My event management career experience has included stops at the Greater Cleveland Sports Commission and The Jerome Schottenstein Center/The Ohio State University. In 2015, I decided that I wanted to obtain experience in fundraising events, which led to my current position at United Way of Greater Cleveland.
In the sports and events industry there are only a handful of women of color in entry or mid-level positions. Some of those women I idolize and are my mentors. I am immensely proud to stand among them.
For the last six months I have been attending bi-monthly sessions of the YWCA Women’s Leadership Institute Boot Camp. Through this program I have gained 29 “sisters”; all young, rising professionals looking to enhance their leadership and management skills just like me.
We have had sessions focusing on emotional intelligence, diversity and inclusion, multi-generations in the workplace and effective organizational change. Having the opportunity to be part of the YWCA Boot Camp has been phenomenal!
This leadership program is another major step in the advancement of my career, providing knowledge I am already applying to my current responsibilities and day-to-day interaction with colleagues.
Personal mission statement
As Black History Month draws to a close, I’d like to share this quote by my favorite female poet Maya Angelou; words that serve as my personal mission statement and eloquently sum up my career thus far: “You can only become truly accomplished at something you love. Don’t make money your goal. Instead, pursue the things you love doing, and then do them so well that people can’t take their eyes off you.”

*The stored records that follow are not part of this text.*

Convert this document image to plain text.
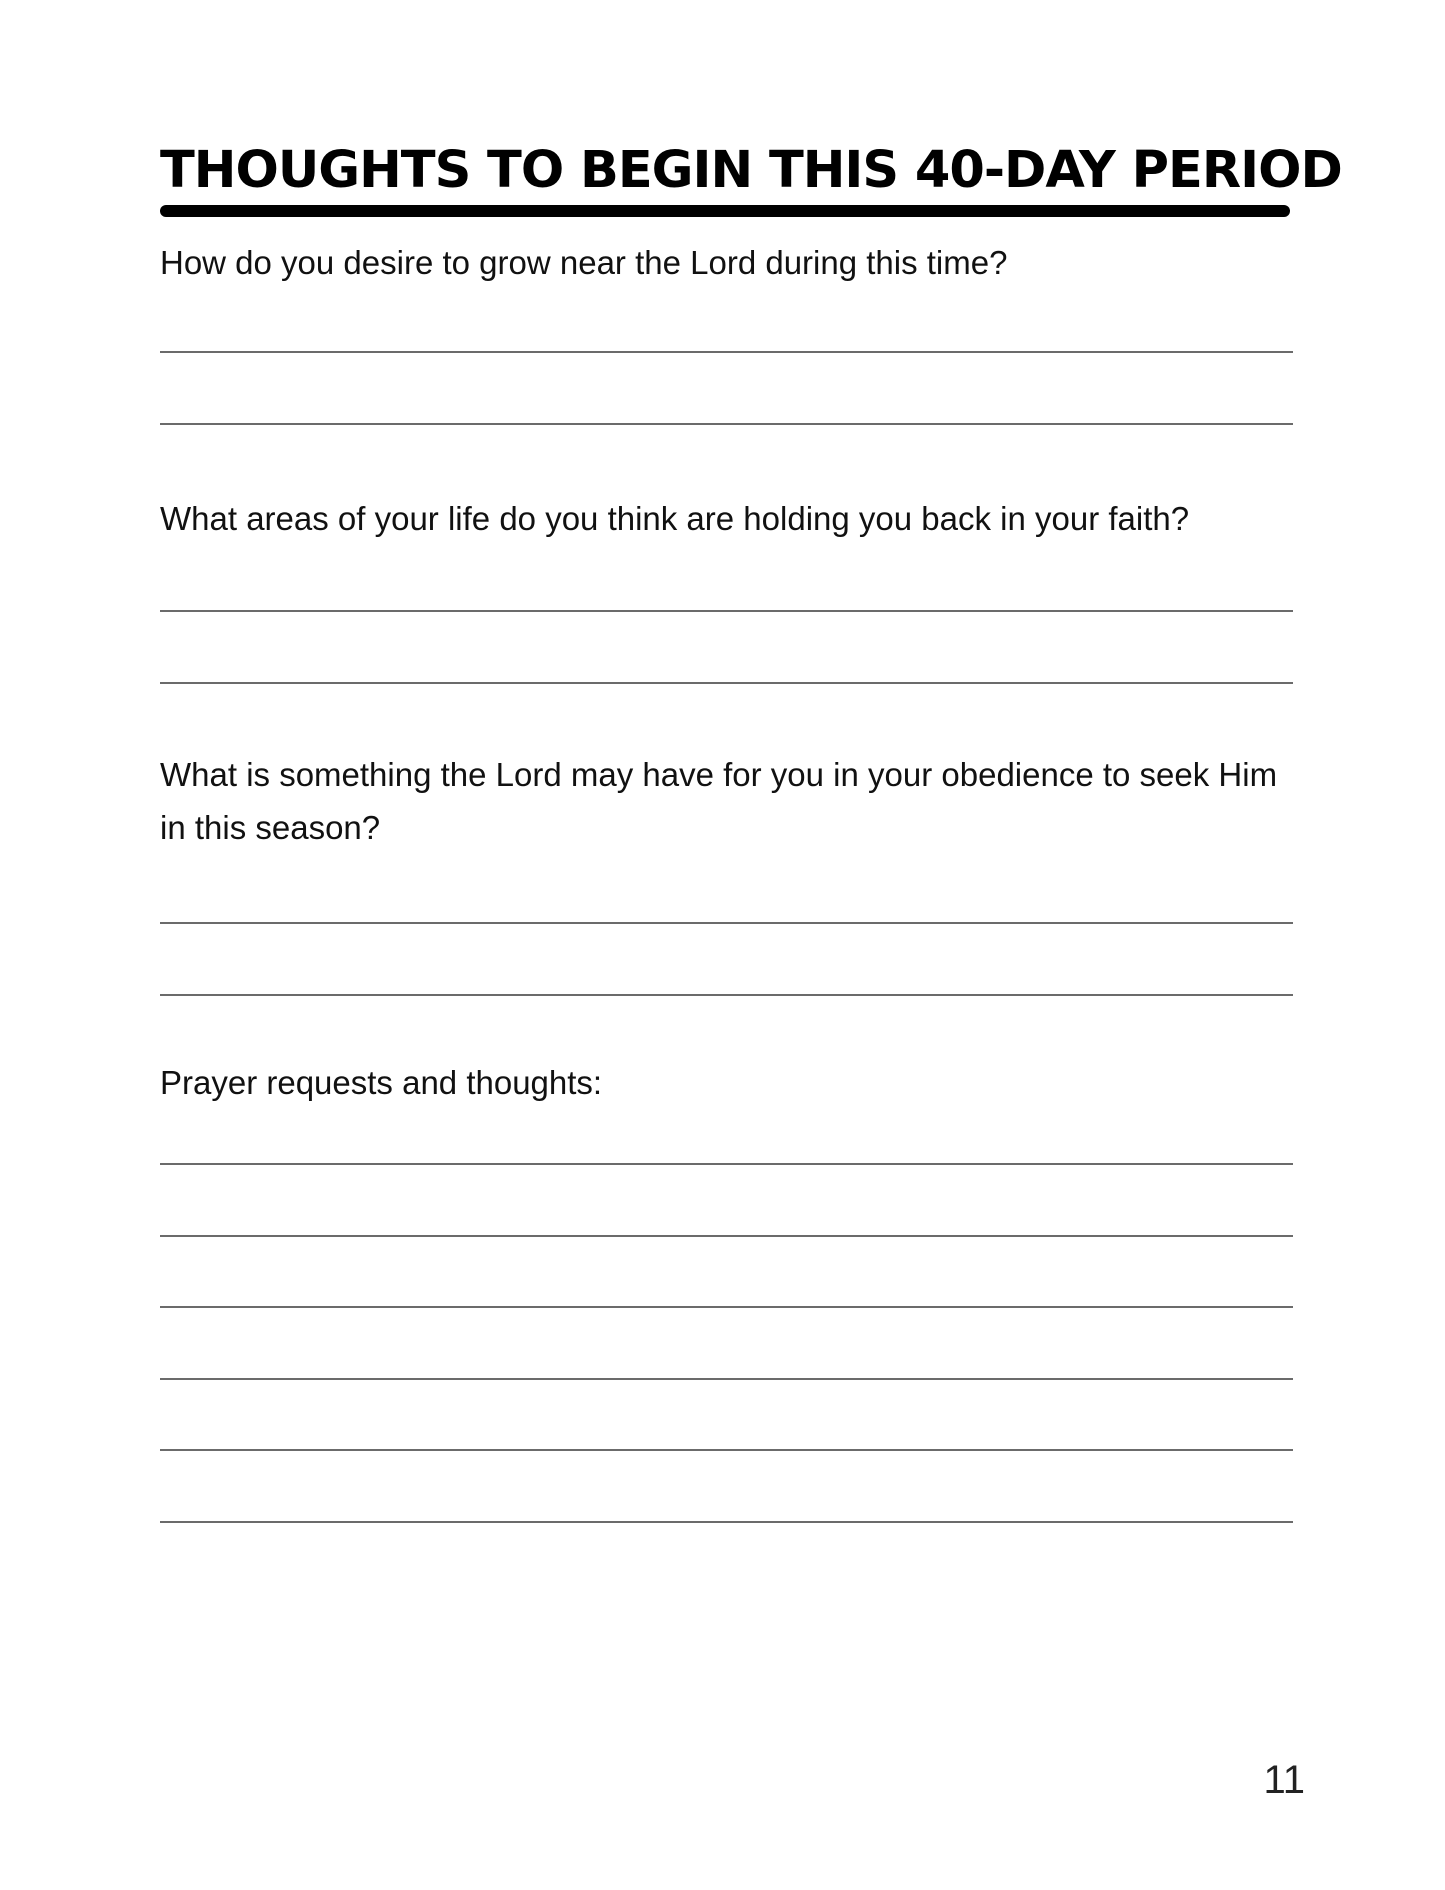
THOUGHTS TO BEGIN THIS 40-DAY PERIOD

How do you desire to grow near the Lord during this time?

What areas of your life do you think are holding you back in your faith?

What is something the Lord may have for you in your obedience to seek Him in this season?

Prayer requests and thoughts:

11
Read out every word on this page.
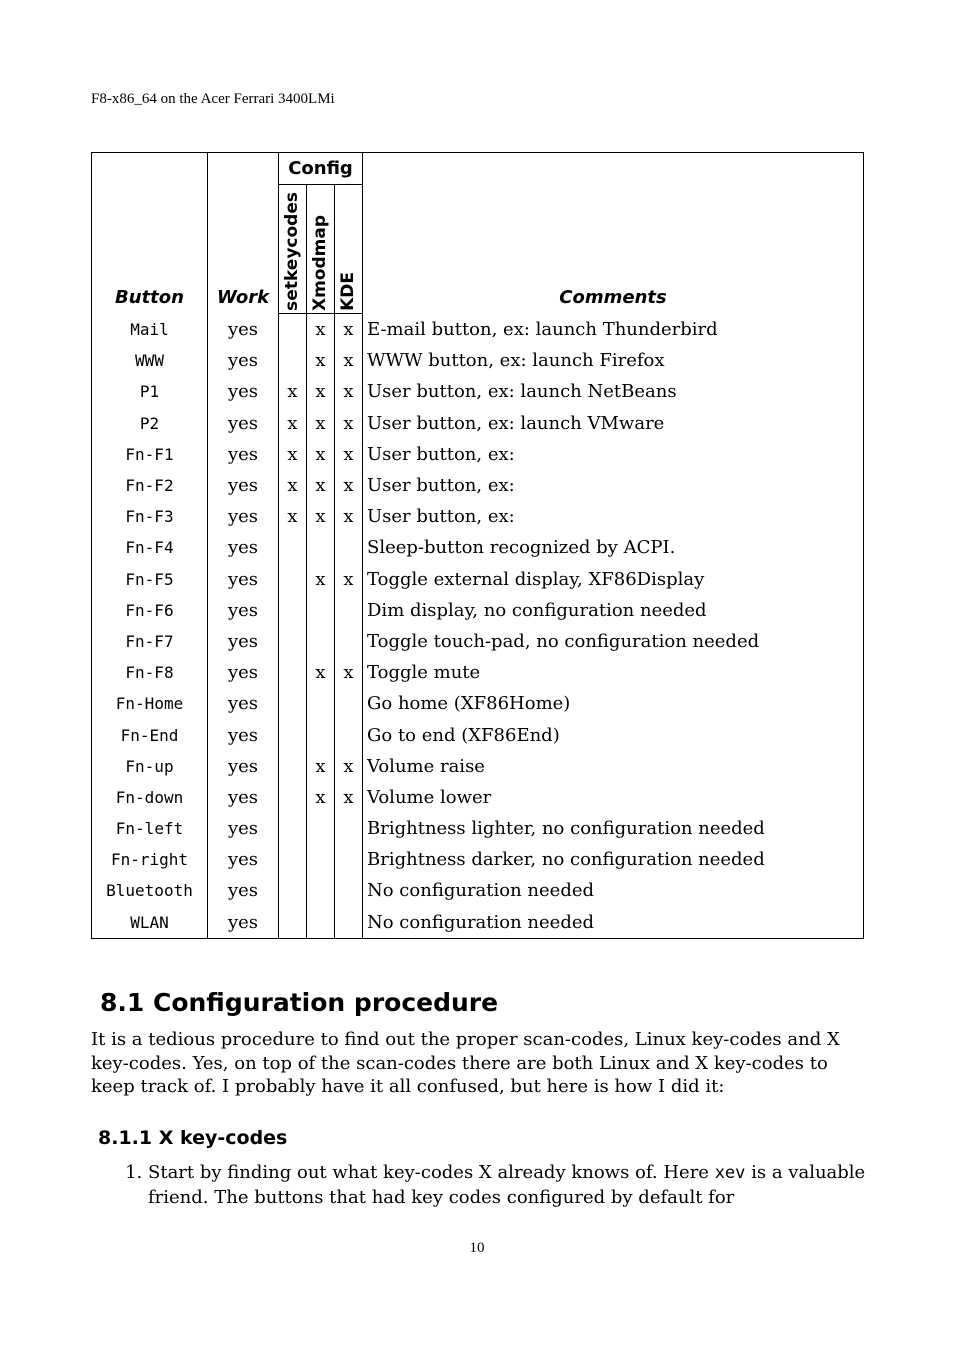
F8-x86_64 on the Acer Ferrari 3400LMi
Button	Work	Config			Comments

		setkeycodes	Xmodmap	KDE	

Mail	yes		x	x	E-mail button, ex: launch Thunderbird
WWW	yes		x	x	WWW button, ex: launch Firefox
P1	yes	x	x	x	User button, ex: launch NetBeans
P2	yes	x	x	x	User button, ex: launch VMware
Fn-F1	yes	x	x	x	User button, ex:
Fn-F2	yes	x	x	x	User button, ex:
Fn-F3	yes	x	x	x	User button, ex:
Fn-F4	yes				Sleep-button recognized by ACPI.
Fn-F5	yes		x	x	Toggle external display, XF86Display
Fn-F6	yes				Dim display, no configuration needed
Fn-F7	yes				Toggle touch-pad, no configuration needed
Fn-F8	yes		x	x	Toggle mute
Fn-Home	yes				Go home (XF86Home)
Fn-End	yes				Go to end (XF86End)
Fn-up	yes		x	x	Volume raise
Fn-down	yes		x	x	Volume lower
Fn-left	yes				Brightness lighter, no configuration needed
Fn-right	yes				Brightness darker, no configuration needed
Bluetooth	yes				No configuration needed
WLAN	yes				No configuration needed
8.1 Configuration procedure

It is a tedious procedure to find out the proper scan-codes, Linux key-codes and X key-codes. Yes, on top of the scan-codes there are both Linux and X key-codes to keep track of. I probably have it all confused, but here is how I did it:

8.1.1 X key-codes
1. Start by finding out what key-codes X already knows of. Here xev is a valuable friend. The buttons that had key codes configured by default for
10
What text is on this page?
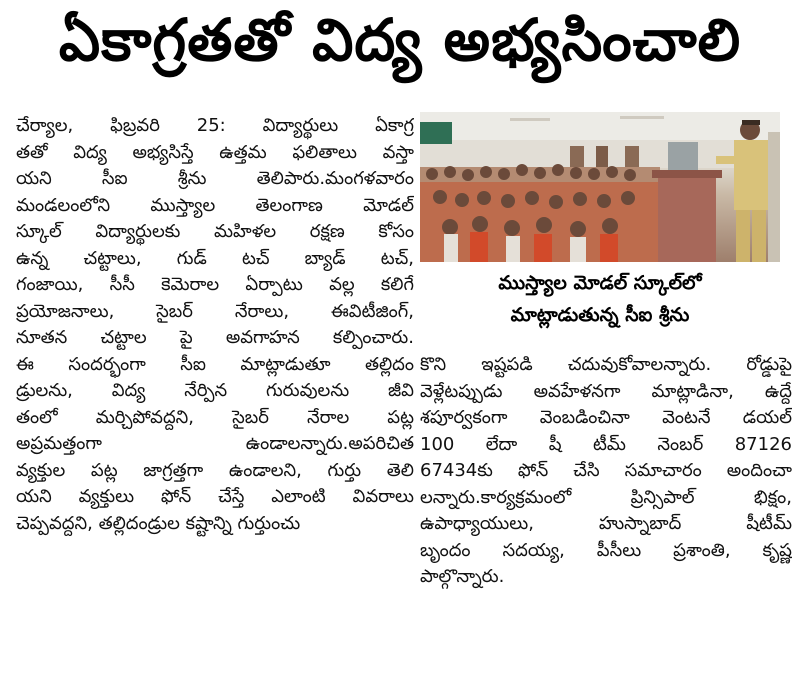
ఏకాగ్రతతో విద్య అభ్యసించాలి
చేర్యాల, ఫిబ్రవరి 25: విద్యార్థులు ఏకాగ్ర
తతో విద్య అభ్యసిస్తే ఉత్తమ ఫలితాలు వస్తా
యని సీఐ శ్రీను తెలిపారు.మంగళవారం
మండలంలోని ముస్త్యాల తెలంగాణ మోడల్
స్కూల్ విద్యార్థులకు మహిళల రక్షణ కోసం
ఉన్న చట్టాలు, గుడ్ టచ్ బ్యాడ్ టచ్,
గంజాయి, సీసీ కెమెరాల ఏర్పాటు వల్ల కలిగే
ప్రయోజనాలు, సైబర్ నేరాలు, ఈవిటీజింగ్,
నూతన చట్టాల పై అవగాహన కల్పించారు.
ఈ సందర్భంగా సీఐ మాట్లాడుతూ తల్లిదం
డ్రులను, విద్య నేర్పిన గురువులను జీవి
తంలో మర్చిపోవద్దని, సైబర్ నేరాల పట్ల
అప్రమత్తంగా ఉండాలన్నారు.అపరిచిత
వ్యక్తుల పట్ల జాగ్రత్తగా ఉండాలని, గుర్తు తెలి
యని వ్యక్తులు ఫోన్ చేస్తే ఎలాంటి వివరాలు
చెప్పవద్దని, తల్లిదండ్రుల కష్టాన్ని గుర్తుంచు
ముస్త్యాల మోడల్ స్కూల్‌లో
మాట్లాడుతున్న సీఐ శ్రీను
కొని ఇష్టపడి చదువుకోవాలన్నారు. రోడ్డుపై
వెళ్లేటప్పుడు అవహేళనగా మాట్లాడినా, ఉద్దే
శపూర్వకంగా వెంబడించినా వెంటనే డయల్
100 లేదా షీ టీమ్ నెంబర్ 87126
67434కు ఫోన్ చేసి సమాచారం అందించా
లన్నారు.కార్యక్రమంలో ప్రిన్సిపాల్ భిక్షం,
ఉపాధ్యాయులు, హుస్నాబాద్ షీటీమ్
బృందం సదయ్య, పీసీలు ప్రశాంతి, కృష్ణ
పాల్గొన్నారు.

About Shanette D. Buford-Brazzell
Shanette Buford-Brazzell is the special events manager at United Way of Greater Cleveland. Prior to this role, Shanette was events coordinator at The Jerome Schottenstein Center/The Ohio State University from 2013 – 2015. She currently serves on the Board of Directors as the Fund Development Director for Junior League of Cleveland. She’s also a member of Cleveland State University Alumni Association’s Young Alumni Council and a mentor with College Now of Greater Cleveland. Shanette graduated from CMSD’s John Marshall High School, Class of 2006, and received her undergraduate degree from Cleveland State University in 2013. She also earned a certificate in sports philanthropy from George Washington University in Washington D.C.